Specsy, I agree with those who said just relax and give Bella a bit of time to recover from the shock of this. What happened was probably quite traumatic to her, as it was to you. In time you will both calm down. Don't dwell on it.
It sounds like the leash and the way she focuses on other dogs just builds into frustration and rage. I don't know how much work you've put into attention training, but if you can start taking her for walks again, just work on getting her to focus purely on you. Start back at square one.
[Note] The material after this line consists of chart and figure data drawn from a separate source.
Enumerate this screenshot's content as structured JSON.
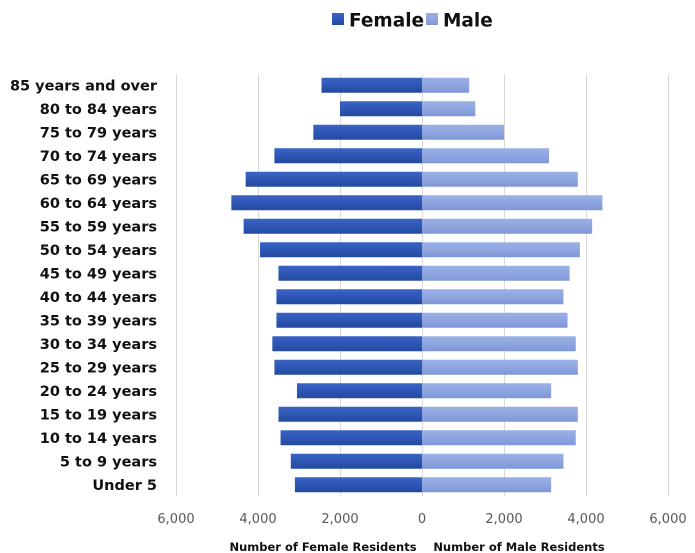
{
  "chart_data": {
    "type": "bar",
    "orientation": "horizontal",
    "subtype": "population-pyramid",
    "categories": [
      "85 years and over",
      "80 to 84 years",
      "75 to 79 years",
      "70 to 74 years",
      "65 to 69 years",
      "60 to 64 years",
      "55 to 59 years",
      "50 to 54 years",
      "45 to 49 years",
      "40 to 44 years",
      "35 to 39 years",
      "30 to 34 years",
      "25 to 29 years",
      "20 to 24 years",
      "15 to 19 years",
      "10 to 14 years",
      "5 to 9 years",
      "Under 5"
    ],
    "series": [
      {
        "name": "Female",
        "color": "#2e56b5",
        "side": "left",
        "values": [
          2450,
          2000,
          2650,
          3600,
          4300,
          4650,
          4350,
          3950,
          3500,
          3550,
          3550,
          3650,
          3600,
          3050,
          3500,
          3450,
          3200,
          3100
        ]
      },
      {
        "name": "Male",
        "color": "#8ea5e0",
        "side": "right",
        "values": [
          1150,
          1300,
          2000,
          3100,
          3800,
          4400,
          4150,
          3850,
          3600,
          3450,
          3550,
          3750,
          3800,
          3150,
          3800,
          3750,
          3450,
          3150
        ]
      }
    ],
    "xlim": [
      -6000,
      6000
    ],
    "ticks": [
      -6000,
      -4000,
      -2000,
      0,
      2000,
      4000,
      6000
    ],
    "tick_labels": [
      "6,000",
      "4,000",
      "2,000",
      "0",
      "2,000",
      "4,000",
      "6,000"
    ],
    "xlabel_left": "Number of Female Residents",
    "xlabel_right": "Number of Male Residents",
    "grid": true,
    "legend": {
      "position": "top-center",
      "entries": [
        "Female",
        "Male"
      ]
    }
  }
}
If you pass yards with dogs in them on your walk, and you know those dogs are out there, start asking for her attention maybe 20 feet from the yard (maybe more, maybe less, you know your dog better than I do) and if you get it, turn around and start walking back the way you came. Praise her, give her a toy, give her food. Do an about-face and start walking back towards that yard with the dog, but get a bit closer this time if her attention is still on you. When her attention is breaking or you see her starting to reach her threshold and a hissy fit is incoming, stop what you're doing, get her attention on you, put her in a happy mood, go back to your last successful attempt and repeat that a few times. Build up slowly to the presence of another dog. That's the only thing that really worked with my dog, just slowly building up her tolerance to the presence of other dogs while we're out on walks, and increasing her threshold to the point where she will only snap/bite if the other dog is right next to her and touching her.
Your goal should be to walk by another dog and have Bella in a heel position with her eyes on you. When you can do this near your home, start taking her new places and trying it. As long as you are one step ahead of her and have her attention, she can't react violently. As I'm sure you know, you have to be a proactive handler when you have a reactive dog.
With a dog who displays violent tendencies towards other dogs, I have no idea how to kindle safe, healthy, normal interactions with other dogs.
My own dog is completely socially inept, and the best I've achieved with her is encouraging her to pretend dogs don't exist as long as they leave her alone, and protecting her from the rude ones who don't take snarly faces as a hint to back off.
Edited to add: I don't know about doing bite work with a dog like Bella. Her problem is with other dogs, her nervousness is with other dogs, and I am not sure how bitework would do a thing to help her insecurity with other dogs. There are plenty of things you can do to boost her confidence without doing bitework.